Puis comme tous les soirs, elle se prépara à sa prière. Pour les enfants de cette maison (si gentils, surtout la petite Elodie si mignonne avec ses longues boucles brunes), pour la dame de la poste atteinte d'une grave maladie et qui l'aidait si gentiment à remplir les mandats qu'elle envoyait régulièrement à ses vieux parents adoptifs.
Cette nuit d'août était orageuse. De gros nuages s'amoncelaient au-dessus du bois du Carroir et l'air dans la mansarde qui lui tenait lieu de chambre était lourd, étouffant. Une mouche bourdonnait, se cognant parfois à l'applique murale éclairant chichement la pièce (il y en avait une deuxième, mais l'ampoule était grillée depuis si longtemps). Et tous ces curieux meubles anciens, dont elle ignorait l'utilité et qui encombraient le fond de la soupente, ces chaînes et ces liens probablement destinés autrefois à suspendre des simples afin qu'elles sèchent (comme dans la ferme de ses parents au hameau de la Gaillarde) ; tout ce mobilier disparate contribuait à appesantir encore la touffeur, la sensation de claustration. Avant que de passer sa chemise de nuit en percale fleurie, elle hésita. Il faisait tellement chaud. Les fines gouttes de sueur qui perlaient entre ses seins, la moiteur qu'elle sentait sous ses aisselles, la décidèrent enfin.
Blandine prierait nue, parée de sa seule innocence, du seul don qu'elle n'ait jamais reçu du Bon Dieu. Elle s'abîma dans la dévotion. Toute à la pureté des prières qu'elle adressait à la Bonne Dame des Enfants perdus, elle n'entendit pas la porte de sa chambre s'ouvrir.
Une main dure, comme une serre, lui empoigna le bras l'obligeant à se redresser. C'était le cousin de Madame, le père Georges. Elle se retrouva face à lui. Il la dominait de sa haute taille qu'accentuait encore la maigreur d'ascète du prêtre. Ses yeux flamboyaient, habités d'un saint courroux.
" Pécheresse, vous n'êtes qu'une pécheresse.
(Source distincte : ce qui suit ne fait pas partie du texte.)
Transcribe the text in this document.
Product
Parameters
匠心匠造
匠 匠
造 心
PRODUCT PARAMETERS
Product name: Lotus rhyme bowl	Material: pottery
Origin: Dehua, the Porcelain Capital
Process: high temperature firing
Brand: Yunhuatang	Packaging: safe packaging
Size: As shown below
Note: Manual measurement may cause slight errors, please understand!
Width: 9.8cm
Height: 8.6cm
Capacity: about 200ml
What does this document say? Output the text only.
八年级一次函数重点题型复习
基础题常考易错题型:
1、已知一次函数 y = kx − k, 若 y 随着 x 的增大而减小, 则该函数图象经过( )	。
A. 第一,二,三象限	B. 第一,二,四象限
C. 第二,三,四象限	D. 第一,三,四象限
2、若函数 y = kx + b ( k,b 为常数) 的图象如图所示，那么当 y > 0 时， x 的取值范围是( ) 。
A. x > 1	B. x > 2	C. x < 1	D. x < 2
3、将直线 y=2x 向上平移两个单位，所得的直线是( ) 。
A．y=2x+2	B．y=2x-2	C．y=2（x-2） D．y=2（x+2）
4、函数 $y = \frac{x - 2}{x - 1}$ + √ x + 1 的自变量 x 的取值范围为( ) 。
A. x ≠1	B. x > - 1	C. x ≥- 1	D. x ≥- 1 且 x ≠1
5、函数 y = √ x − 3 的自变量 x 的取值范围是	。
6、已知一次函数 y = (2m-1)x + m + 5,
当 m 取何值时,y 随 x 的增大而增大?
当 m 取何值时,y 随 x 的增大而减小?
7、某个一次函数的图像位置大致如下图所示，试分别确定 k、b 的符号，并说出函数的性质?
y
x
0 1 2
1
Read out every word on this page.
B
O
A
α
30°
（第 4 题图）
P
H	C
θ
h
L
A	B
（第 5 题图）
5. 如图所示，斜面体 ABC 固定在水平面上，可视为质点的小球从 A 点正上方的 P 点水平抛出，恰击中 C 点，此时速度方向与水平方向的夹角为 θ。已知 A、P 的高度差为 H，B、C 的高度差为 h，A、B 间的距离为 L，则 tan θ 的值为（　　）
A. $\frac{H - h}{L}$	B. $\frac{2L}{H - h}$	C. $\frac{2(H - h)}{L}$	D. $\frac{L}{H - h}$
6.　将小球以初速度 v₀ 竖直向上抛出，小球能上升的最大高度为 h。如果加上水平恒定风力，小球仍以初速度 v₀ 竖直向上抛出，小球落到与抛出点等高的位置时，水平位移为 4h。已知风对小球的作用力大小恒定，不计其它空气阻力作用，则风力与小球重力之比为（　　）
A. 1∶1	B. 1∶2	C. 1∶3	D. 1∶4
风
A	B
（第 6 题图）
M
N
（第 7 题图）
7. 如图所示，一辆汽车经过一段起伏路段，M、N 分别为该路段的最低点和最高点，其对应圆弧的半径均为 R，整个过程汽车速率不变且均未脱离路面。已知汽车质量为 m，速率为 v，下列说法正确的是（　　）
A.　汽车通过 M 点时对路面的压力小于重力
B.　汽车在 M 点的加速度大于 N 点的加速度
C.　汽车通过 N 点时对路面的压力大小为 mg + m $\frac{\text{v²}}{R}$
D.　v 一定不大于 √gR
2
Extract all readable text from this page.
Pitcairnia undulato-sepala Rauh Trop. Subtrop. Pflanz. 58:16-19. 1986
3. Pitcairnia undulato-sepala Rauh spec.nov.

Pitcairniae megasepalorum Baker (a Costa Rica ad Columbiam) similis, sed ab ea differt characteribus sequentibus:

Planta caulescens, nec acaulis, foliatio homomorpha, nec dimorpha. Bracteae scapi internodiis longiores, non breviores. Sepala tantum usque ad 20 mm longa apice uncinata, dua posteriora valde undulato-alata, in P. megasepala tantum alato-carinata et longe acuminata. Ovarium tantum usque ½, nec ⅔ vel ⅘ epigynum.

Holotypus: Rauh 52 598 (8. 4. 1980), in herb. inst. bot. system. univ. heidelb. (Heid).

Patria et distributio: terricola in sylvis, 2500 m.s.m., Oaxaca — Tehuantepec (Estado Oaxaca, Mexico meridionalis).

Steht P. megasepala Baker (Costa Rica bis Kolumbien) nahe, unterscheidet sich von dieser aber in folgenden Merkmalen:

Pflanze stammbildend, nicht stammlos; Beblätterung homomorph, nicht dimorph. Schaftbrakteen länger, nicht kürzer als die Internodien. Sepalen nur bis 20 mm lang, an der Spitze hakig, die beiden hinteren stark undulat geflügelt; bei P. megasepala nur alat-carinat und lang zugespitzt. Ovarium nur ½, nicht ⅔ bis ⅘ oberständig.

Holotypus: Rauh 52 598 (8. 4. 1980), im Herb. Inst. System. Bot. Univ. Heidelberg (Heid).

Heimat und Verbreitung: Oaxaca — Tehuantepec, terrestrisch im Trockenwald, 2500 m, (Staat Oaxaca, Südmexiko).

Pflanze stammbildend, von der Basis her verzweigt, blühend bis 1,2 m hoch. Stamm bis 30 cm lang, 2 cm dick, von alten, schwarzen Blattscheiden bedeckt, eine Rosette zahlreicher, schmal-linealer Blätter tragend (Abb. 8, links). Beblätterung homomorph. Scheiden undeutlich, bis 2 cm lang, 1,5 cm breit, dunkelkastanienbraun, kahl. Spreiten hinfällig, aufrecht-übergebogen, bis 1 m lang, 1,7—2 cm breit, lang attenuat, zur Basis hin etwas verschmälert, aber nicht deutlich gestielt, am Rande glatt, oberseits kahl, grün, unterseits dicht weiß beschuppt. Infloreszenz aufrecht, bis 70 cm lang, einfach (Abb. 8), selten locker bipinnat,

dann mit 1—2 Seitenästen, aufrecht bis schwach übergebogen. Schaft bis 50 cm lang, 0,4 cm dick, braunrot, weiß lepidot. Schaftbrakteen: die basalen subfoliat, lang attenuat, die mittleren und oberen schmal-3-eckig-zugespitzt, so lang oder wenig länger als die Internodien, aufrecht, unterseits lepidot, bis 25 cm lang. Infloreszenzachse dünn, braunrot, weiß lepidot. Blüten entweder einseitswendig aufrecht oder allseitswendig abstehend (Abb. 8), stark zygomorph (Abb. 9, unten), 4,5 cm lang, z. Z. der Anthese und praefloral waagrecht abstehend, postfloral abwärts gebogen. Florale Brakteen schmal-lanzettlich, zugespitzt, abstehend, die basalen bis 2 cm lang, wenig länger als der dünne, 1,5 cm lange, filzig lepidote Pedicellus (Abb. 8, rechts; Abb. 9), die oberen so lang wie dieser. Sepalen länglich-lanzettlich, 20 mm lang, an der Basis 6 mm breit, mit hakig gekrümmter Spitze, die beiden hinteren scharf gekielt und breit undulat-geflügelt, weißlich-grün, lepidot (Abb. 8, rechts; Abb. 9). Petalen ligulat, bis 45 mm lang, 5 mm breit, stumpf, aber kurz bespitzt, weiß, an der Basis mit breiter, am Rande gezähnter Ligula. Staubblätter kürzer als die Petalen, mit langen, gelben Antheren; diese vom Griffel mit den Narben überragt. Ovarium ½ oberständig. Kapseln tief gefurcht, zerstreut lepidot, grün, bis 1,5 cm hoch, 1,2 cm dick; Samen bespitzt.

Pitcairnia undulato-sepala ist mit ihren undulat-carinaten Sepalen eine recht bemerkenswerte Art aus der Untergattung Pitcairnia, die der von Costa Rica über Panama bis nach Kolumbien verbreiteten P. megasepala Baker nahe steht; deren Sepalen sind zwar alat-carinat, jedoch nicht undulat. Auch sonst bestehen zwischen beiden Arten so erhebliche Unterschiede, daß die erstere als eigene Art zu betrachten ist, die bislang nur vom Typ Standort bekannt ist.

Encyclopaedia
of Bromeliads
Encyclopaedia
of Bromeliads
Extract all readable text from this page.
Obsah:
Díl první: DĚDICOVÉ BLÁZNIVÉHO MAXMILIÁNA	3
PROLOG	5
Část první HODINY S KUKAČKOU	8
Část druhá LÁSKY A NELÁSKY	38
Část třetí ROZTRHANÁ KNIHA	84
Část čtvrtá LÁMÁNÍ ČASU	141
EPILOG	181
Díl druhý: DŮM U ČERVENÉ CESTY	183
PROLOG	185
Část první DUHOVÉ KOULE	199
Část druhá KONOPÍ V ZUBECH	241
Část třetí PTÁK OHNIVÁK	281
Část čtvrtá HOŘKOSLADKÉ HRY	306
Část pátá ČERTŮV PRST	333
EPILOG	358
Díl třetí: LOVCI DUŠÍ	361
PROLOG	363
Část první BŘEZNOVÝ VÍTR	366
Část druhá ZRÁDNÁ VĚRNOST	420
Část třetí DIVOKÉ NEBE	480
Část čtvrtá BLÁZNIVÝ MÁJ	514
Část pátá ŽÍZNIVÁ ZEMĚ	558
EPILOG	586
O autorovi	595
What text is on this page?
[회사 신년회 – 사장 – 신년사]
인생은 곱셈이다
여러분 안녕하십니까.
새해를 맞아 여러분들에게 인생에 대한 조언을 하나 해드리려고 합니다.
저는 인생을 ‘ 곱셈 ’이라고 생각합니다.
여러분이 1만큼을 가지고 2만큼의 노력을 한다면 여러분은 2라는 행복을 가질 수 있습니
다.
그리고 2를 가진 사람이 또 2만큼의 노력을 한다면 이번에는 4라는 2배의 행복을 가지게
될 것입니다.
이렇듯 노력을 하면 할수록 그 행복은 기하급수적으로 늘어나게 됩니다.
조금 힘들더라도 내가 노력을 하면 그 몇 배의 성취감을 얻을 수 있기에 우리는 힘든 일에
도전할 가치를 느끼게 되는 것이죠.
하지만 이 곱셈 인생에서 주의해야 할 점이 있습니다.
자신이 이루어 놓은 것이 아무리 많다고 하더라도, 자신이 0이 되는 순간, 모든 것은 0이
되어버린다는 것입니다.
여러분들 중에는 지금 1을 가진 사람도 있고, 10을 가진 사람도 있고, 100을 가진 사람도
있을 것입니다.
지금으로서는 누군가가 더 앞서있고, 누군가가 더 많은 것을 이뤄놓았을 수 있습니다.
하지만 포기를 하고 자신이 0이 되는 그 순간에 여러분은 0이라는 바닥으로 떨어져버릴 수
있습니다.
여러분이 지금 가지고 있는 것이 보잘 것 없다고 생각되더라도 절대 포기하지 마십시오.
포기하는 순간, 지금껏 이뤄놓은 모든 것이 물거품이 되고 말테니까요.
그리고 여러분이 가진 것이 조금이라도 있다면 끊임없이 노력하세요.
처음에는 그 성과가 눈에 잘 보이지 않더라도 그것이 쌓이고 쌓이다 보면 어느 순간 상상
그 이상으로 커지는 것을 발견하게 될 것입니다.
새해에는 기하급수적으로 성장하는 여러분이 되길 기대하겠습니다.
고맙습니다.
Osez vous présenter devant votre Créateur dans cette tenue. Et ma sainte cousine qui par pure charité, accueille sous son toit une enfant prétendument innocente mais qui est en réalité une prostituée de Babylone.
Il ne criait pas, mais sa voix sifflait, grondait comme un vent d'orage.
Accablée par ces invectives, Blandine se recroquevilla, tomba à genou sur le plancher usé de la mansarde.
" Mon Père, je vous prie de me pardonner, je ne savais pas, il faisait si chaud ... "
Son coeur battait à tout rompre. A l'apparition brusque du prêtre, l'effroi l'avait saisie, comme l'éclair effraie la tendre biche.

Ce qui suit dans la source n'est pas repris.